Abstract
The Tutte polynomial is a fundamental invariant of graphs and matroids. In
this article, we define a generalization of the Tutte polynomial to oriented
graphs and regular oriented matroids. To any regular oriented matroid $N$, we
associate a polynomial invariant $A_N(q,y,z)$, which we call the A-polynomial.
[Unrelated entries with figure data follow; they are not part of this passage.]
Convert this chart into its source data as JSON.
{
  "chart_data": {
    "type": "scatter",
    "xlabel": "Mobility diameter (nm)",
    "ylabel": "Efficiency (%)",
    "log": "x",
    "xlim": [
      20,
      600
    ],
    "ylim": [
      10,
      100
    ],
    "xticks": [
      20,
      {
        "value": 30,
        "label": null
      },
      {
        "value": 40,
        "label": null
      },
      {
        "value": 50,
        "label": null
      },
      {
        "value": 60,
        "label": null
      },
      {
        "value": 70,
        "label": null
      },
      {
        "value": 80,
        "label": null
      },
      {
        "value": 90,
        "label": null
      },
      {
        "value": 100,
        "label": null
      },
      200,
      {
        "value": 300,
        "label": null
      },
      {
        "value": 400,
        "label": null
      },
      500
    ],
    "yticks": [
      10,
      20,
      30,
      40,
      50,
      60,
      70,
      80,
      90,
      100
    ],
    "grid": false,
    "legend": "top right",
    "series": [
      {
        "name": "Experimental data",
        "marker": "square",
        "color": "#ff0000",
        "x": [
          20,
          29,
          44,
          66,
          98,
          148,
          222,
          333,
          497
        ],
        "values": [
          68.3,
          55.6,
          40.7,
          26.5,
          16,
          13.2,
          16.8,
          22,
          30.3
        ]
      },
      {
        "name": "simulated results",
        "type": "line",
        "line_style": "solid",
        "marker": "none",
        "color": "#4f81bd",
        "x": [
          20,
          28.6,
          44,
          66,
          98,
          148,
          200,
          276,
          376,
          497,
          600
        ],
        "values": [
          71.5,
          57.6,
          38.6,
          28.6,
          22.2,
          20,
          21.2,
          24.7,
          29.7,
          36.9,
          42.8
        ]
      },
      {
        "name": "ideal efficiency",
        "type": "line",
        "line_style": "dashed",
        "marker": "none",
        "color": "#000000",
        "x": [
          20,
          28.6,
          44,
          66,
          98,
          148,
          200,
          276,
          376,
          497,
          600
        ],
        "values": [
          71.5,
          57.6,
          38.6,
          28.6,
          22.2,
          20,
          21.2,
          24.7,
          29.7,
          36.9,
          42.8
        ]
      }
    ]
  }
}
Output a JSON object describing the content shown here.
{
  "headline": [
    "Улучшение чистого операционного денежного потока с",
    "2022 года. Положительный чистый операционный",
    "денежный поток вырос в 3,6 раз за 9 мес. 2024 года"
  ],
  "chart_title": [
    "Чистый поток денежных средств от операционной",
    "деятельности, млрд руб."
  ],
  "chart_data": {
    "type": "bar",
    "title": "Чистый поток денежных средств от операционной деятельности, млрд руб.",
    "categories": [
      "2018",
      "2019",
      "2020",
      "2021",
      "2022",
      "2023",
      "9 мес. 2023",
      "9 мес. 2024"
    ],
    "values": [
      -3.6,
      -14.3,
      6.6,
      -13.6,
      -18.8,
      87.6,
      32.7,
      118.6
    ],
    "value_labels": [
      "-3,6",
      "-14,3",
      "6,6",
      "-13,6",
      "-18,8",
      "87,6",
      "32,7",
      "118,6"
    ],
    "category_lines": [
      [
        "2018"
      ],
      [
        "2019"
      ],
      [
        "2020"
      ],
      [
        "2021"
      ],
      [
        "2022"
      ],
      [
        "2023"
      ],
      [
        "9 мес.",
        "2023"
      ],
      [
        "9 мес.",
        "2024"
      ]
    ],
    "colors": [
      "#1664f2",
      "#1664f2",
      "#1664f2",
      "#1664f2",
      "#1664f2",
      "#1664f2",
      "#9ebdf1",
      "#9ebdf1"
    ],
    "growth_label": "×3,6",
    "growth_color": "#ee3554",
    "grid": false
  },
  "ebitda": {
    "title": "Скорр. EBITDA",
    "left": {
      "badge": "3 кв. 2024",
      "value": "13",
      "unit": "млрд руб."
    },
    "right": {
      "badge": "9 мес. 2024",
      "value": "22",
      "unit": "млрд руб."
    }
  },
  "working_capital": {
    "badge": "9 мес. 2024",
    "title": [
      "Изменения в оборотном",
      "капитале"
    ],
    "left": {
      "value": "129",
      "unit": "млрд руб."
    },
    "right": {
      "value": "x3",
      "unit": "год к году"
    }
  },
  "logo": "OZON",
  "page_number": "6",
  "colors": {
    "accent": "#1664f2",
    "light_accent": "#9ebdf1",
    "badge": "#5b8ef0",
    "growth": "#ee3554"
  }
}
The A-polynomial has the following interesting properties among many others:
1. a specialization of $A_N$ gives the Tutte polynomial of the unoriented
matroid underlying $N$,
2. when the oriented matroid $N$ corresponds to an unoriented matroid (that
is, when the elements of the ground set come in pairs with opposite
orientations), the $A$-polynomial is equivalent to the Tutte polynomial of this
unoriented matroid (up to a change of variables),
3. the A-polynomial $A_N$ detects, among other things, whether $N$ is acyclic
and whether $N$ is totally cyclic.
We explore various properties and specializations of the A-polynomial. We
show that some of the known properties or the Tutte polynomial of matroids can
be extended to the A-polynomial of regular oriented matroids. For instance, we
show that a specialization of $A_N$ counts all the acyclic orientations
obtained by reorienting some elements of $N$, according to the number of
reoriented elements.